During Sam Bankman-Fried’s (SBF) interview on Mario Nawfal’s Twitter Spaces, speculators accused SBF of describing a system where tokens and BTC could be printed out of thin air. Additionally, when SBF left Nawfal’s Twitter Spaces interview, an individual accused FTX and Alameda of printing tokens out of thin air to manipulate the value of his project’s token listing.
Moreover, thechainsaw.com reporter Tom Mitchelhill says FTX “knowingly lied” about its tokenized stock offering. “Despite clear claims from FTX website assuring investors that they could redeem their tokenized assets for the underlying at any time, a deeper look into FTX’s own terms of service on tokenized stocks and Key Information Document state: ‘buyers of the Fractional Stocks have neither a claim to delivery of the underlying,'” Mitchelhill wrote. “This ultimately means that FTX knowingly lied and misled customers on its official website, and went directly against its own terms of service.”

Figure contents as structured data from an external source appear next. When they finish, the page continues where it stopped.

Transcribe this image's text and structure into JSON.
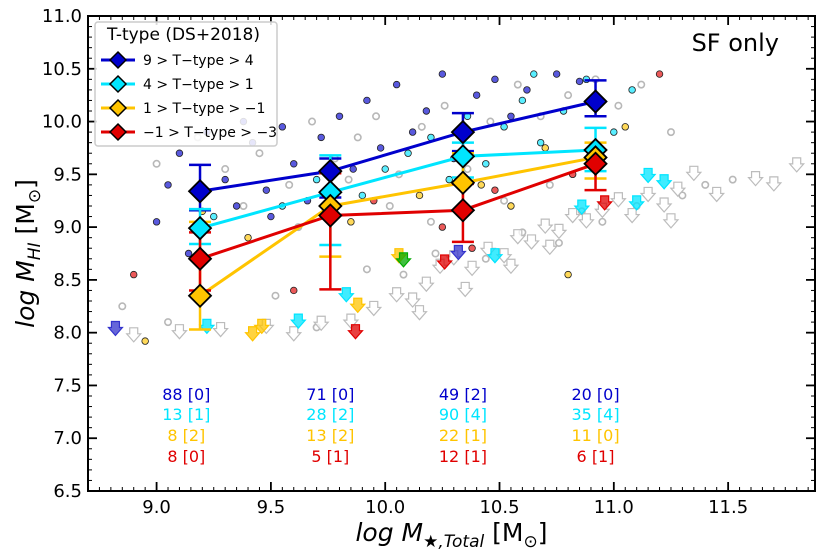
{
  "chart_data": {
    "type": "scatter",
    "annotation": "SF only",
    "xlabel_main": "log M",
    "xlabel_sub": "★,Total",
    "xlabel_unit": " [M",
    "ylabel_main": "log M",
    "ylabel_sub": "HI",
    "ylabel_unit": " [M",
    "sun_symbol": "⊙",
    "xlim": [
      8.7,
      11.88
    ],
    "ylim": [
      6.5,
      11.0
    ],
    "x_ticks": [
      9.0,
      9.5,
      10.0,
      10.5,
      11.0,
      11.5
    ],
    "x_tick_labels": [
      "9.0",
      "9.5",
      "10.0",
      "10.5",
      "11.0",
      "11.5"
    ],
    "y_ticks": [
      6.5,
      7.0,
      7.5,
      8.0,
      8.5,
      9.0,
      9.5,
      10.0,
      10.5,
      11.0
    ],
    "y_tick_labels": [
      "6.5",
      "7.0",
      "7.5",
      "8.0",
      "8.5",
      "9.0",
      "9.5",
      "10.0",
      "10.5",
      "11.0"
    ],
    "legend": {
      "title": "T-type (DS+2018)",
      "position": "top-left"
    },
    "series": [
      {
        "name": "9 > T−type > 4",
        "color": "#0000cc",
        "x": [
          9.19,
          9.76,
          10.34,
          10.92
        ],
        "y": [
          9.34,
          9.53,
          9.9,
          10.19
        ],
        "err_lo": [
          0.18,
          0.25,
          0.18,
          0.14
        ],
        "err_hi": [
          0.25,
          0.12,
          0.18,
          0.2
        ],
        "counts": [
          "88 [0]",
          "71 [0]",
          "49 [2]",
          "20 [0]"
        ]
      },
      {
        "name": "4 > T−type > 1",
        "color": "#00e5ff",
        "x": [
          9.19,
          9.76,
          10.34,
          10.92
        ],
        "y": [
          8.99,
          9.33,
          9.67,
          9.73
        ],
        "err_lo": [
          0.15,
          0.5,
          0.2,
          0.2
        ],
        "err_hi": [
          0.18,
          0.35,
          0.13,
          0.21
        ],
        "counts": [
          "13 [1]",
          "28 [2]",
          "90 [4]",
          "35 [4]"
        ]
      },
      {
        "name": "1 > T−type > −1",
        "color": "#ffc400",
        "x": [
          9.19,
          9.76,
          10.34,
          10.92
        ],
        "y": [
          8.35,
          9.2,
          9.42,
          9.66
        ],
        "err_lo": [
          0.32,
          0.48,
          0.26,
          0.2
        ],
        "err_hi": [
          0.7,
          0.32,
          0.28,
          0.14
        ],
        "counts": [
          "8 [2]",
          "13 [2]",
          "22 [1]",
          "11 [0]"
        ]
      },
      {
        "name": "−1 > T−type > −3",
        "color": "#e00000",
        "x": [
          9.19,
          9.76,
          10.34,
          10.92
        ],
        "y": [
          8.7,
          9.11,
          9.16,
          9.6
        ],
        "err_lo": [
          0.3,
          0.7,
          0.3,
          0.25
        ],
        "err_hi": [
          0.25,
          0.4,
          0.25,
          0.13
        ],
        "counts": [
          "8 [0]",
          "5 [1]",
          "12 [1]",
          "6 [1]"
        ]
      }
    ],
    "background_scatter": [
      {
        "x": 9.05,
        "y": 9.4,
        "c": "#0000cc"
      },
      {
        "x": 9.1,
        "y": 9.7,
        "c": "#0000cc"
      },
      {
        "x": 9.22,
        "y": 9.9,
        "c": "#0000cc"
      },
      {
        "x": 9.3,
        "y": 9.45,
        "c": "#0000cc"
      },
      {
        "x": 9.35,
        "y": 9.2,
        "c": "#0000cc"
      },
      {
        "x": 9.42,
        "y": 9.8,
        "c": "#0000cc"
      },
      {
        "x": 9.48,
        "y": 9.35,
        "c": "#0000cc"
      },
      {
        "x": 9.55,
        "y": 9.95,
        "c": "#0000cc"
      },
      {
        "x": 9.6,
        "y": 9.6,
        "c": "#0000cc"
      },
      {
        "x": 9.66,
        "y": 9.25,
        "c": "#0000cc"
      },
      {
        "x": 9.72,
        "y": 9.85,
        "c": "#0000cc"
      },
      {
        "x": 9.8,
        "y": 10.05,
        "c": "#0000cc"
      },
      {
        "x": 9.86,
        "y": 9.55,
        "c": "#0000cc"
      },
      {
        "x": 9.92,
        "y": 10.2,
        "c": "#0000cc"
      },
      {
        "x": 9.98,
        "y": 9.75,
        "c": "#0000cc"
      },
      {
        "x": 10.05,
        "y": 10.35,
        "c": "#0000cc"
      },
      {
        "x": 10.12,
        "y": 9.9,
        "c": "#0000cc"
      },
      {
        "x": 10.18,
        "y": 10.1,
        "c": "#0000cc"
      },
      {
        "x": 10.25,
        "y": 10.45,
        "c": "#0000cc"
      },
      {
        "x": 10.3,
        "y": 9.65,
        "c": "#0000cc"
      },
      {
        "x": 10.4,
        "y": 10.25,
        "c": "#0000cc"
      },
      {
        "x": 10.48,
        "y": 10.4,
        "c": "#0000cc"
      },
      {
        "x": 10.55,
        "y": 10.05,
        "c": "#0000cc"
      },
      {
        "x": 10.62,
        "y": 10.3,
        "c": "#0000cc"
      },
      {
        "x": 10.75,
        "y": 10.45,
        "c": "#0000cc"
      },
      {
        "x": 10.85,
        "y": 10.38,
        "c": "#0000cc"
      },
      {
        "x": 9.0,
        "y": 9.05,
        "c": "#0000cc"
      },
      {
        "x": 9.14,
        "y": 8.75,
        "c": "#0000cc"
      },
      {
        "x": 9.38,
        "y": 10.0,
        "c": "#0000cc"
      },
      {
        "x": 9.5,
        "y": 9.1,
        "c": "#0000cc"
      },
      {
        "x": 9.7,
        "y": 9.45,
        "c": "#00e5ff"
      },
      {
        "x": 9.9,
        "y": 9.3,
        "c": "#00e5ff"
      },
      {
        "x": 10.0,
        "y": 9.55,
        "c": "#00e5ff"
      },
      {
        "x": 10.1,
        "y": 9.7,
        "c": "#00e5ff"
      },
      {
        "x": 10.2,
        "y": 9.85,
        "c": "#00e5ff"
      },
      {
        "x": 10.28,
        "y": 9.45,
        "c": "#00e5ff"
      },
      {
        "x": 10.36,
        "y": 10.05,
        "c": "#00e5ff"
      },
      {
        "x": 10.44,
        "y": 9.6,
        "c": "#00e5ff"
      },
      {
        "x": 10.52,
        "y": 9.95,
        "c": "#00e5ff"
      },
      {
        "x": 10.6,
        "y": 10.2,
        "c": "#00e5ff"
      },
      {
        "x": 10.68,
        "y": 9.8,
        "c": "#00e5ff"
      },
      {
        "x": 10.78,
        "y": 10.1,
        "c": "#00e5ff"
      },
      {
        "x": 10.88,
        "y": 10.4,
        "c": "#00e5ff"
      },
      {
        "x": 11.0,
        "y": 9.9,
        "c": "#00e5ff"
      },
      {
        "x": 11.08,
        "y": 10.3,
        "c": "#00e5ff"
      },
      {
        "x": 9.25,
        "y": 9.1,
        "c": "#00e5ff"
      },
      {
        "x": 9.55,
        "y": 9.2,
        "c": "#00e5ff"
      },
      {
        "x": 10.65,
        "y": 10.45,
        "c": "#00e5ff"
      },
      {
        "x": 9.4,
        "y": 8.9,
        "c": "#ffc400"
      },
      {
        "x": 9.85,
        "y": 9.05,
        "c": "#ffc400"
      },
      {
        "x": 10.15,
        "y": 9.3,
        "c": "#ffc400"
      },
      {
        "x": 10.42,
        "y": 9.4,
        "c": "#ffc400"
      },
      {
        "x": 10.7,
        "y": 9.75,
        "c": "#ffc400"
      },
      {
        "x": 11.05,
        "y": 9.95,
        "c": "#ffc400"
      },
      {
        "x": 8.95,
        "y": 7.92,
        "c": "#ffc400"
      },
      {
        "x": 10.8,
        "y": 8.55,
        "c": "#ffc400"
      },
      {
        "x": 9.2,
        "y": 9.15,
        "c": "#ffc400"
      },
      {
        "x": 10.55,
        "y": 9.2,
        "c": "#ffc400"
      },
      {
        "x": 8.9,
        "y": 8.55,
        "c": "#e00000"
      },
      {
        "x": 9.95,
        "y": 9.25,
        "c": "#e00000"
      },
      {
        "x": 10.25,
        "y": 9.0,
        "c": "#e00000"
      },
      {
        "x": 10.48,
        "y": 9.35,
        "c": "#e00000"
      },
      {
        "x": 10.82,
        "y": 9.5,
        "c": "#e00000"
      },
      {
        "x": 11.2,
        "y": 10.45,
        "c": "#e00000"
      },
      {
        "x": 9.6,
        "y": 8.4,
        "c": "#e00000"
      },
      {
        "x": 10.38,
        "y": 8.8,
        "c": "#e00000"
      }
    ],
    "grey_points": [
      {
        "x": 9.0,
        "y": 9.6
      },
      {
        "x": 9.18,
        "y": 9.85
      },
      {
        "x": 9.3,
        "y": 9.55
      },
      {
        "x": 9.45,
        "y": 9.7
      },
      {
        "x": 9.58,
        "y": 9.4
      },
      {
        "x": 9.68,
        "y": 10.0
      },
      {
        "x": 9.78,
        "y": 9.65
      },
      {
        "x": 9.88,
        "y": 9.85
      },
      {
        "x": 9.96,
        "y": 10.05
      },
      {
        "x": 10.06,
        "y": 9.5
      },
      {
        "x": 10.16,
        "y": 9.95
      },
      {
        "x": 10.26,
        "y": 10.15
      },
      {
        "x": 10.36,
        "y": 9.55
      },
      {
        "x": 10.46,
        "y": 10.0
      },
      {
        "x": 10.58,
        "y": 10.35
      },
      {
        "x": 10.68,
        "y": 10.05
      },
      {
        "x": 10.8,
        "y": 10.25
      },
      {
        "x": 10.92,
        "y": 10.4
      },
      {
        "x": 11.02,
        "y": 10.15
      },
      {
        "x": 11.12,
        "y": 10.35
      },
      {
        "x": 11.25,
        "y": 9.9
      },
      {
        "x": 11.4,
        "y": 9.4
      },
      {
        "x": 8.85,
        "y": 8.25
      },
      {
        "x": 9.05,
        "y": 8.1
      },
      {
        "x": 9.52,
        "y": 8.35
      },
      {
        "x": 9.7,
        "y": 8.05
      },
      {
        "x": 9.92,
        "y": 8.6
      },
      {
        "x": 10.08,
        "y": 8.55
      },
      {
        "x": 10.22,
        "y": 8.75
      },
      {
        "x": 10.44,
        "y": 8.7
      },
      {
        "x": 10.6,
        "y": 8.95
      },
      {
        "x": 10.76,
        "y": 8.85
      },
      {
        "x": 10.95,
        "y": 9.05
      },
      {
        "x": 11.1,
        "y": 9.2
      },
      {
        "x": 11.3,
        "y": 9.3
      },
      {
        "x": 11.52,
        "y": 9.45
      },
      {
        "x": 9.38,
        "y": 9.2
      },
      {
        "x": 9.62,
        "y": 9.0
      },
      {
        "x": 9.84,
        "y": 9.45
      },
      {
        "x": 10.02,
        "y": 9.2
      },
      {
        "x": 10.2,
        "y": 9.05
      },
      {
        "x": 10.52,
        "y": 9.25
      },
      {
        "x": 10.72,
        "y": 9.4
      },
      {
        "x": 10.86,
        "y": 9.15
      }
    ],
    "upper_limits_grey": [
      {
        "x": 8.9,
        "y": 7.97
      },
      {
        "x": 9.1,
        "y": 8.0
      },
      {
        "x": 9.28,
        "y": 8.02
      },
      {
        "x": 9.48,
        "y": 8.05
      },
      {
        "x": 9.6,
        "y": 7.98
      },
      {
        "x": 9.72,
        "y": 8.08
      },
      {
        "x": 9.85,
        "y": 8.1
      },
      {
        "x": 9.95,
        "y": 8.22
      },
      {
        "x": 10.05,
        "y": 8.35
      },
      {
        "x": 10.12,
        "y": 8.3
      },
      {
        "x": 10.18,
        "y": 8.45
      },
      {
        "x": 10.24,
        "y": 8.62
      },
      {
        "x": 10.3,
        "y": 8.7
      },
      {
        "x": 10.38,
        "y": 8.6
      },
      {
        "x": 10.45,
        "y": 8.78
      },
      {
        "x": 10.52,
        "y": 8.72
      },
      {
        "x": 10.58,
        "y": 8.9
      },
      {
        "x": 10.64,
        "y": 8.85
      },
      {
        "x": 10.7,
        "y": 9.0
      },
      {
        "x": 10.76,
        "y": 8.95
      },
      {
        "x": 10.82,
        "y": 9.1
      },
      {
        "x": 10.88,
        "y": 9.05
      },
      {
        "x": 10.95,
        "y": 9.15
      },
      {
        "x": 11.02,
        "y": 9.25
      },
      {
        "x": 11.08,
        "y": 9.1
      },
      {
        "x": 11.15,
        "y": 9.3
      },
      {
        "x": 11.22,
        "y": 9.2
      },
      {
        "x": 11.28,
        "y": 9.35
      },
      {
        "x": 11.35,
        "y": 9.5
      },
      {
        "x": 11.45,
        "y": 9.3
      },
      {
        "x": 11.62,
        "y": 9.45
      },
      {
        "x": 11.7,
        "y": 9.4
      },
      {
        "x": 11.8,
        "y": 9.58
      },
      {
        "x": 10.15,
        "y": 8.18
      },
      {
        "x": 10.35,
        "y": 8.4
      },
      {
        "x": 10.55,
        "y": 8.62
      },
      {
        "x": 10.72,
        "y": 8.8
      },
      {
        "x": 11.25,
        "y": 9.05
      }
    ],
    "upper_limits_colored": [
      {
        "x": 8.82,
        "y": 8.03,
        "c": "#3333cc"
      },
      {
        "x": 9.22,
        "y": 8.05,
        "c": "#00e5ff"
      },
      {
        "x": 9.42,
        "y": 7.98,
        "c": "#ffc400"
      },
      {
        "x": 9.46,
        "y": 8.05,
        "c": "#ffc400"
      },
      {
        "x": 9.62,
        "y": 8.1,
        "c": "#00e5ff"
      },
      {
        "x": 9.87,
        "y": 8.0,
        "c": "#e00000"
      },
      {
        "x": 9.83,
        "y": 8.35,
        "c": "#00e5ff"
      },
      {
        "x": 9.88,
        "y": 8.25,
        "c": "#ffc400"
      },
      {
        "x": 10.06,
        "y": 8.72,
        "c": "#ffc400"
      },
      {
        "x": 10.08,
        "y": 8.68,
        "c": "#00aa00"
      },
      {
        "x": 10.32,
        "y": 8.75,
        "c": "#3333cc"
      },
      {
        "x": 10.26,
        "y": 8.66,
        "c": "#e00000"
      },
      {
        "x": 10.48,
        "y": 8.72,
        "c": "#00e5ff"
      },
      {
        "x": 10.86,
        "y": 9.18,
        "c": "#00e5ff"
      },
      {
        "x": 10.96,
        "y": 9.22,
        "c": "#e00000"
      },
      {
        "x": 11.1,
        "y": 9.22,
        "c": "#00e5ff"
      },
      {
        "x": 11.22,
        "y": 9.42,
        "c": "#00e5ff"
      },
      {
        "x": 11.15,
        "y": 9.48,
        "c": "#00e5ff"
      }
    ]
  }
}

Mitchelhill’s report further suggests that “inconsistencies concerning their listing and custody” could be applied to literally anything FTX offered. This raises serious concerns about the legitimacy of FTX’s business practices and calls into question the trustworthiness of the exchange. The use of tokenized stocks has been a hot topic in the financial world. While they offer the potential for increased liquidity and greater accessibility to traditional markets, there are also risks involved. In the case of FTX, it appears that these risks were not adequately addressed, leading to potentially damaging consequences for investors.
It’s important to note that these allegations are still unproven and FTX has not yet been found guilty of any wrongdoing. However, the evidence presented in these reports raises serious concerns and should be thoroughly investigated. In the meantime, investors should exercise caution when dealing with FTX and consider the potential risks involved. The use of synthetic and tokenized assets can be a complex and nuanced topic, and it’s crucial to fully understand the potential implications before making any investment decisions.